Приближение к Богу всегда бывает открытием и красоты Божией, и расстояния, которое лежит между Ним и нами. «Расстояние» – слово неточное, ибо оно не определяется тем, что Бог свят, а мы грешны. Расстояние определяется отношением грешника к Богу. Мы можем приближаться к Богу, только если делаем это с сознанием, что приходим на суд. Если мы приходим, осудив себя; если мы приходим, потому что любим Его, несмотря на нашу собственную неверность; если мы приходим к Нему, любя Его больше, чем благополучие, в котором Его нет, тогда мы для Него открыты и Он открыт для нас, и расстояния нет; Господь приходит совсем близко, в любви и сострадании. Но если мы стоим перед Богом в броне своей гордости, своей самоуверенности, если мы стоим перед Ним так, как будто имеем на это право, если мы стоим и требует от Него ответа, то расстояние, отделяющее творение от Творца, становится бесконечным. Английский писатель К. С. Льюис[2] высказывает мысль, что в этом смысле расстояние относительно: когда Денница предстал перед Богом, вопрошая Его, – в тот самый миг, когда он задал свой вопрос не для того, чтобы в смирении понять, но чтобы принудить Бога к ответу, он оказался на бесконечном расстоянии от Бога. Бог не двинулся, не двинулся и сатана, но и без всякого движения они оказались бесконечно отдалены друг от друга·.

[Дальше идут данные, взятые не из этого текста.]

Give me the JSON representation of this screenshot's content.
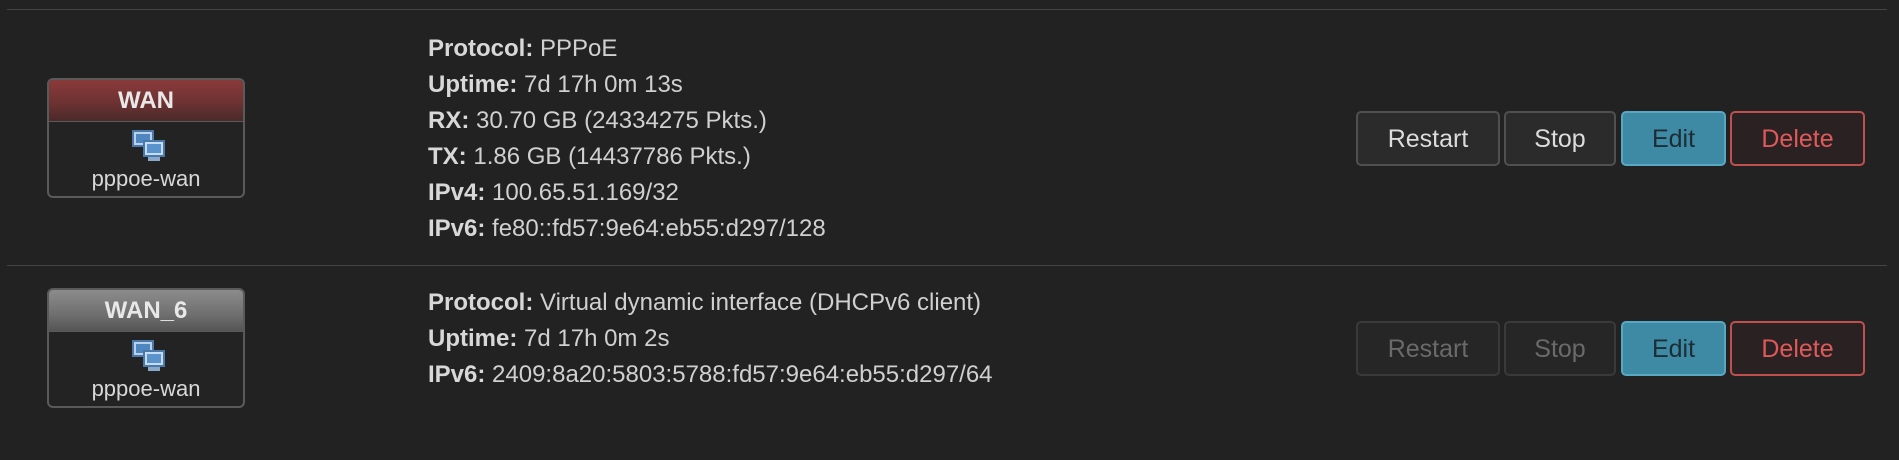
{
  "interfaces": [
    {
      "name": "WAN",
      "device": "pppoe-wan",
      "device_icon": "network-interface-icon",
      "header_color": "#7a3535",
      "info": [
        {
          "key": "Protocol:",
          "value": " PPPoE"
        },
        {
          "key": "Uptime:",
          "value": " 7d 17h 0m 13s"
        },
        {
          "key": "RX:",
          "value": " 30.70 GB (24334275 Pkts.)"
        },
        {
          "key": "TX:",
          "value": " 1.86 GB (14437786 Pkts.)"
        },
        {
          "key": "IPv4:",
          "value": " 100.65.51.169/32"
        },
        {
          "key": "IPv6:",
          "value": " fe80::fd57:9e64:eb55:d297/128"
        }
      ],
      "buttons": {
        "restart": {
          "label": "Restart",
          "enabled": true
        },
        "stop": {
          "label": "Stop",
          "enabled": true
        },
        "edit": {
          "label": "Edit",
          "enabled": true
        },
        "delete": {
          "label": "Delete",
          "enabled": true
        }
      }
    },
    {
      "name": "WAN_6",
      "device": "pppoe-wan",
      "device_icon": "network-interface-icon",
      "header_color": "#767676",
      "info": [
        {
          "key": "Protocol:",
          "value": " Virtual dynamic interface (DHCPv6 client)"
        },
        {
          "key": "Uptime:",
          "value": " 7d 17h 0m 2s"
        },
        {
          "key": "IPv6:",
          "value": " 2409:8a20:5803:5788:fd57:9e64:eb55:d297/64"
        }
      ],
      "buttons": {
        "restart": {
          "label": "Restart",
          "enabled": false
        },
        "stop": {
          "label": "Stop",
          "enabled": false
        },
        "edit": {
          "label": "Edit",
          "enabled": true
        },
        "delete": {
          "label": "Delete",
          "enabled": true
        }
      }
    }
  ],
  "colors": {
    "background": "#222222",
    "edit_button": "#3e89a3",
    "delete_accent": "#c0504d"
  }
}
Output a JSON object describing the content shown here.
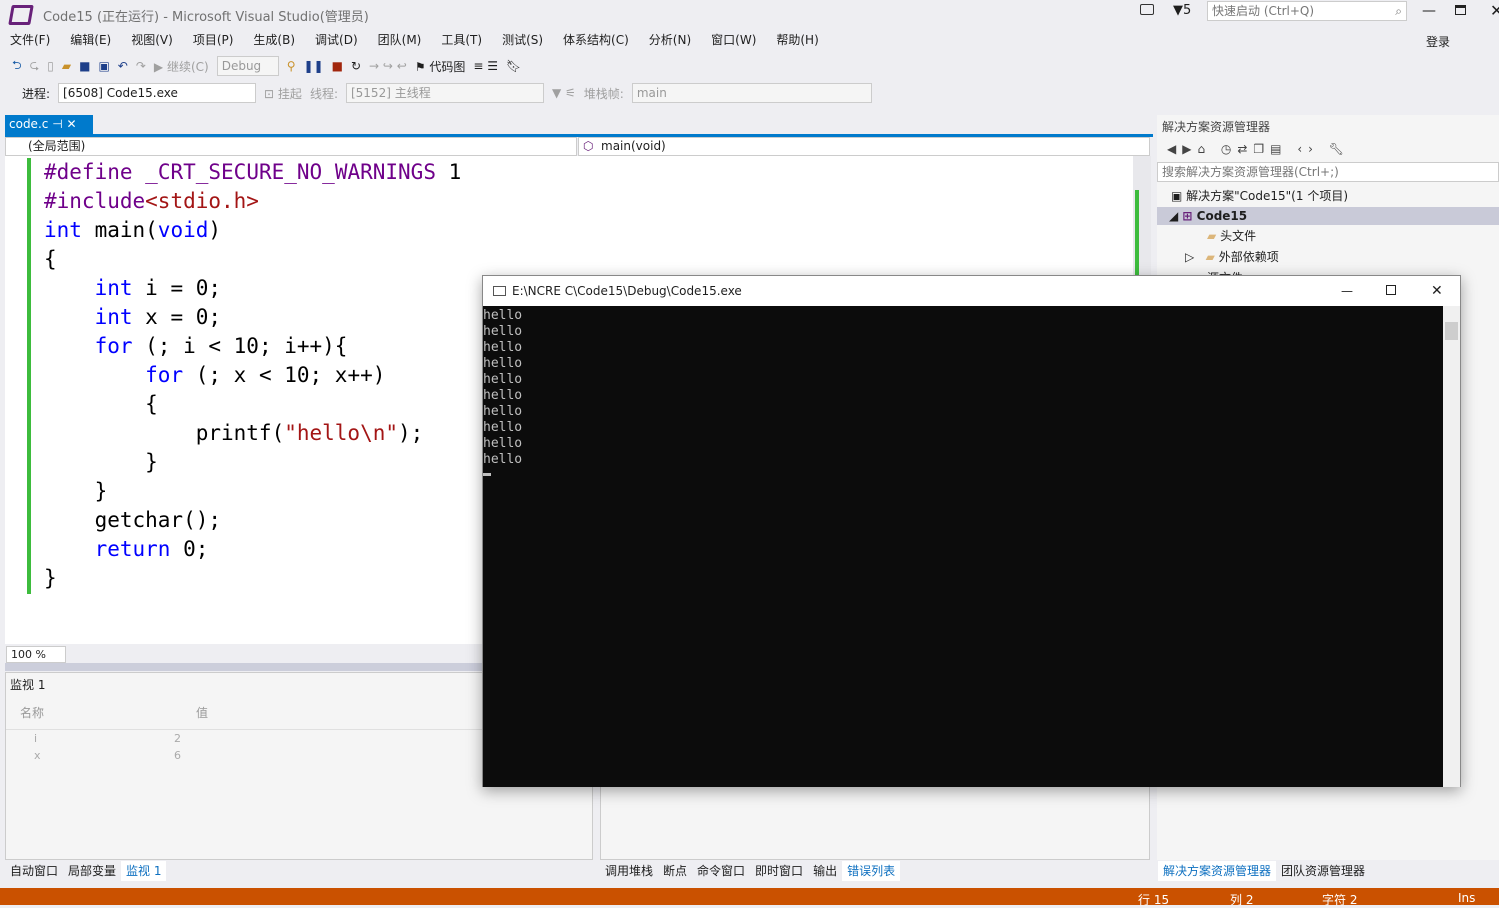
{
  "window": {
    "title": "Code15 (正在运行) - Microsoft Visual Studio(管理员)",
    "notifications": "5",
    "quick_launch_placeholder": "快速启动 (Ctrl+Q)",
    "sign_in": "登录"
  },
  "menu": [
    "文件(F)",
    "编辑(E)",
    "视图(V)",
    "项目(P)",
    "生成(B)",
    "调试(D)",
    "团队(M)",
    "工具(T)",
    "测试(S)",
    "体系结构(C)",
    "分析(N)",
    "窗口(W)",
    "帮助(H)"
  ],
  "toolbar": {
    "continue": "继续(C)",
    "config": "Debug",
    "code_map": "代码图",
    "process_label": "进程:",
    "process": "[6508] Code15.exe",
    "suspend": "挂起",
    "thread_label": "线程:",
    "thread": "[5152] 主线程",
    "stack_label": "堆栈帧:",
    "stack": "main"
  },
  "editor": {
    "tab": "code.c",
    "scope": "(全局范围)",
    "function": "main(void)",
    "zoom": "100 %"
  },
  "console": {
    "title": "E:\\NCRE C\\Code15\\Debug\\Code15.exe",
    "lines": [
      "hello",
      "hello",
      "hello",
      "hello",
      "hello",
      "hello",
      "hello",
      "hello",
      "hello",
      "hello"
    ]
  },
  "solution_explorer": {
    "title": "解决方案资源管理器",
    "search_placeholder": "搜索解决方案资源管理器(Ctrl+;)",
    "solution": "解决方案\"Code15\"(1 个项目)",
    "project": "Code15",
    "items": [
      "头文件",
      "外部依赖项",
      "源文件"
    ]
  },
  "watch": {
    "title": "监视 1",
    "col_name": "名称",
    "col_value": "值",
    "rows": [
      {
        "name": "i",
        "value": "2"
      },
      {
        "name": "x",
        "value": "6"
      }
    ]
  },
  "bottom_tabs_left": [
    "自动窗口",
    "局部变量",
    "监视 1"
  ],
  "bottom_tabs_mid": [
    "调用堆栈",
    "断点",
    "命令窗口",
    "即时窗口",
    "输出",
    "错误列表"
  ],
  "bottom_tabs_right": [
    "解决方案资源管理器",
    "团队资源管理器"
  ],
  "status": {
    "line": "行 15",
    "col": "列 2",
    "char": "字符 2",
    "mode": "Ins"
  },
  "colors": {
    "accent": "#007acc",
    "status_bar": "#ca5100",
    "console_bg": "#0c0c0c"
  }
}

Когда бы мы ни приближались к Богу, контраст между тем, что есть Он и что представляем собой мы, становится ужасающе ясным. Мы можем не сознавать этого все то время, что живем как бы вдали от Бога, все то время, когда Его присутствие и Его образ остаются тусклыми в наших мыслях и в нашем восприятии; но чем больше мы приближаемся к Богу, тем острее выступает контраст. Не постоянная мысль о своих грехах, а видение святости Божией позволяет святым познать свою греховность. Когда мы смотрим на себя без благоуханного фона Божия присутствия, грехи и добродетели кажутся чем-то мелким и, в каком-то смысле, несущественным; только на фоне Божественного присутствия они выступают со всей рельефностью и обретают всю свою глубину и трагичность.

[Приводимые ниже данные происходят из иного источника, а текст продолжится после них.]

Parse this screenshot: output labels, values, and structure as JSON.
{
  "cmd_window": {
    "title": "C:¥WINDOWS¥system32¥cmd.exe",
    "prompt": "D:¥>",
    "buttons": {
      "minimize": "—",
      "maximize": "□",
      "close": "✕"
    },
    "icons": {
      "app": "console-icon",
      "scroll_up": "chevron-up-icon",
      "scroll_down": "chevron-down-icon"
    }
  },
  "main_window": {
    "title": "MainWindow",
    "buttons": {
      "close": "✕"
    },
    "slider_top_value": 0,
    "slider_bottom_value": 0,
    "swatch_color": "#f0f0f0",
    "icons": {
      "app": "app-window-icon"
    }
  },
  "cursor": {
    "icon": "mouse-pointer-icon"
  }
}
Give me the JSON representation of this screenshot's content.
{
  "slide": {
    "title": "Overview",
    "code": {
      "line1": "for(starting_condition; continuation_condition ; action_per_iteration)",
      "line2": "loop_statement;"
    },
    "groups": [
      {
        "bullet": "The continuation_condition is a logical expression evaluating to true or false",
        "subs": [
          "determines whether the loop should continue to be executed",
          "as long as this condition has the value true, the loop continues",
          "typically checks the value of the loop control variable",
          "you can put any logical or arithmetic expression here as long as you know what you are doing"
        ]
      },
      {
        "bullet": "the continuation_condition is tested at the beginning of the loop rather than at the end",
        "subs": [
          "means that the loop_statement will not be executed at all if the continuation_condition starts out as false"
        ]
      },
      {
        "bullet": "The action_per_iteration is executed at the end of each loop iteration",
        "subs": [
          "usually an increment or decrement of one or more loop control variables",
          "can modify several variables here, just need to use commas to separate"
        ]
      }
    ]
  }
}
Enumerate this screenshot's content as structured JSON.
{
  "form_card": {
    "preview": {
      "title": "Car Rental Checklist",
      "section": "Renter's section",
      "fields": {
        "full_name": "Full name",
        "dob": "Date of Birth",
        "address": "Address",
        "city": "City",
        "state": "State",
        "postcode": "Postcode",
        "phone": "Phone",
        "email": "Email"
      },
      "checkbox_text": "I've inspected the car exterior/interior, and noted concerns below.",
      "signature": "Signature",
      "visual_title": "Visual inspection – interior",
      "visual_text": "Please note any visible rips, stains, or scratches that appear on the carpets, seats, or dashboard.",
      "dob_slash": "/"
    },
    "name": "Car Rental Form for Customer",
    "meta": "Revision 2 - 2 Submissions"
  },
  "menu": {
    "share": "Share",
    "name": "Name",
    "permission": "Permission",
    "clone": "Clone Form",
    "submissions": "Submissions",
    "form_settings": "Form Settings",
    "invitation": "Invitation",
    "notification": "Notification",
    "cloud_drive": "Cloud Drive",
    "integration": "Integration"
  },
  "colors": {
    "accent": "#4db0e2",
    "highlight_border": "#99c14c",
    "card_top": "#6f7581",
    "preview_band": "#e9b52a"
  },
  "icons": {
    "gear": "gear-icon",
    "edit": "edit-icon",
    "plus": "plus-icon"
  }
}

Всякий раз, когда мы приближаемся к Богу, мы оказываемся перед лицом либо жизни, либо смерти. Эта встреча – жизнь, если мы приходим к Нему в надлежащем духе и обновляемся Им; это гибель, если мы приближаемся к Нему без благоговейного духа и сокрушенного сердца; гибель, если мы приносим гордость или самонадеянность. Поэтому перед тем как отправиться в так называемое «захватывающее путешествие молитвы», нельзя ни на минуту забывать, что не может случиться ничего более значительного, более в трепет повергающего, чем встреча с Богом, на которую мы вышли. Мы должны сознавать, что в этом процессе потеряем жизнь: ветхий Адам в нас должен умереть. Мы крепко держимся за ветхого человека, боимся за него, и так трудно не только в начале пути, но и годы спустя, почувствовать, что мы полностью на стороне Христа, против ветхого Адама!
Молитва – это путешествие, которое приносит не волнующие переживания, а новую ответственность. Пока мы пребываем в неведении, ничего не спрашивается с нас, но как только мы что-то узнали, мы отвечаем за то, как употребляем свое знание. Пусть оно дано нам в дар, но мы ответственны за каждую частицу истины, нами узнанную, и как только она становится нашей собственной, мы не можем оставлять ее бездействующей, но должны проявлять ее в своем поведении. И в этом смысле от нас требуется ответ за всякую истину, нами понятую.
Только с чувством страха, богопочитания, глубочайшего благоговения можем мы приступать к риску молитвенного делания, и мы должны дорасти до него в своей внешней жизни как можно более полно и определенно. Недостаточно, устроясь удобно в кресле, сказать: «Вот, я приступаю к богопоклонению, перед лицом Божиим». Мы должны понять, что если бы Христос стоял перед нами, мы держали бы себя иначе, и должны научиться держаться в присутствии невидимого Господа, как держались бы в присутствии Господа, ставшего для нас видимым.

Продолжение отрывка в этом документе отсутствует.